The phrase "attended by" is commonly used to describe when someone is accompanied or accompanied by someone or something. However, there are a variety of synonyms you can use to express the same meaning. For example, you could use "accompanied by," "escorted by," "in the company of," "accomplished with," "joined by," or "partnered with." Other options include "supported by," "aided by," "assisted by," "backed up by," or "fueled by." By using different synonyms, you can give your writing a more varied and nuanced language that can help keep readers engaged and focused on your message.

What are the hypernyms for Attended by?

A hypernym is a word with a broad meaning that encompasses more specific words called hyponyms.

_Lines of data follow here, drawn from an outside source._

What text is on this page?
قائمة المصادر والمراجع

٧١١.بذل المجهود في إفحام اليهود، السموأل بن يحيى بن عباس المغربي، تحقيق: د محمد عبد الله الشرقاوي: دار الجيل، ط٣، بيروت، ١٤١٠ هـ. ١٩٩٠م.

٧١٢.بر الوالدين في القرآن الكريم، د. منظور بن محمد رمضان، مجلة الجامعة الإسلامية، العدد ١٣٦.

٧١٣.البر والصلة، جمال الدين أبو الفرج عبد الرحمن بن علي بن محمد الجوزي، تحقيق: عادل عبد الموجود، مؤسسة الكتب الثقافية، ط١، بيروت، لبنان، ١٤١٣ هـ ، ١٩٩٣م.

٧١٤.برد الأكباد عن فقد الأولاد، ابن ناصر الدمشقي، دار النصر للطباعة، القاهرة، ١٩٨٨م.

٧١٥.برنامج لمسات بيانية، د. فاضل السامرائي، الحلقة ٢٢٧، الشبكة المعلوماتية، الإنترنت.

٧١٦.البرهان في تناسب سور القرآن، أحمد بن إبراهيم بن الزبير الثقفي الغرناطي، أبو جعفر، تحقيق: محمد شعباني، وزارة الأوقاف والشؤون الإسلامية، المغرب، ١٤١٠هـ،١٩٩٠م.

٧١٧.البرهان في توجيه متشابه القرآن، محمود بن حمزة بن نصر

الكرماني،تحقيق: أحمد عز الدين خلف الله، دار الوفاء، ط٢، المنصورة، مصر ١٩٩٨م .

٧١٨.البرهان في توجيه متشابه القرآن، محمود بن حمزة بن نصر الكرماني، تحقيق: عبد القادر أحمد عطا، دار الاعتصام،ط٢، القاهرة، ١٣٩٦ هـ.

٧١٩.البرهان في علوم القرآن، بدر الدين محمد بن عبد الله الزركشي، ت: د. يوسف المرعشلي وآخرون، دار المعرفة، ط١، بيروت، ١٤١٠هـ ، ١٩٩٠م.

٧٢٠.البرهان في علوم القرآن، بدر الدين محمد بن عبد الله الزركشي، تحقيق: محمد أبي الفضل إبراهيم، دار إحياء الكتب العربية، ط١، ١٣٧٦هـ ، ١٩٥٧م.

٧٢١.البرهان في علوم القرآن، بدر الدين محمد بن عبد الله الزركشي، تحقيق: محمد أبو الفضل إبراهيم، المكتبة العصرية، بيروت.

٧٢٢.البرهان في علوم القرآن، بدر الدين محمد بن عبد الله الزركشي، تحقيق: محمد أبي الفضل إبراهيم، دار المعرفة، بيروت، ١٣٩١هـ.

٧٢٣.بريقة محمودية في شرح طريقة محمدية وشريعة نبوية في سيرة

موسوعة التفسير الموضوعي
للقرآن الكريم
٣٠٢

Famous quotes with Attended by

  • Goodness is achieved not in a vacuum, but in the company of other men, attended by love.
    Saul Bellow
  • In wartime, truth is so precious that she should always be attended by a bodyguard of lies.
    Winston Churchill
  • My school is attended by near three hundred scholars.
    Joseph Lancaster
  • Truth, like the juice of the poppy, in small quantities, calms men; in larger, heats and irritates them, and is attended by fatal consequences in excess.
    Walter Savage Landor
  • In each of the cathedral churches there was a bishop, or an archbishop of fools, elected; and in the churches immediately dependent upon the papal see a pope of fools. These mock pontiffs had usually a proper suit of ecclesiastics who attended upon them, and assisted at the divine service, most of them attired in ridiculous dresses resembling pantomimical players and buffoons; they were accompanied by large crowds of the laity, some being disguised with masks of a monstrous fashion, and others having their faces smutted; in one instance to frighten the beholders, and in the other to excite their laughter: and some, again, assuming the habits of females, practised all the wanton airs of the loosest and most abandoned of the sex. During the divine service this motley crowd were not contended with singing of indecent songs in the choir, but some of them ate, and drank, and played at dice upon the altar, by the side of the priest who celebrated the mass. After the service they put filth into the censers, and ran about the church, leaping, dancing, laughing, singing, breaking obscene jests, and exposing themselves in the most unseemly attitudes with shameless impudence. Another part of these ridiculous ceremonies was, to shave the precentor of fools upon a stage erected before the church, in the presence of the populace; and during the operation, he amused them with lewd and vulgar discourses, accompanied by actions equally reprehensible. The bishop, or the pope of fools, performed the divine service habited in the pontifical garments, and gave his benediction to the people before they quitted the church. He was afterwards seated in an open carriage, and drawn about to the different parts of the town, attended by a large train of ecclesiastics and laymen promiscuously mingled together; and many of the most profligate of the latter assumed clerical habits in order to give their impious fooleries the greater effect; they had also with them carts filled with ordure, which they threw occasionally upon the populace assembled to see the procession. These spectacles were always exhibited at Christmas-time, or near to it, but not confined to one particular day.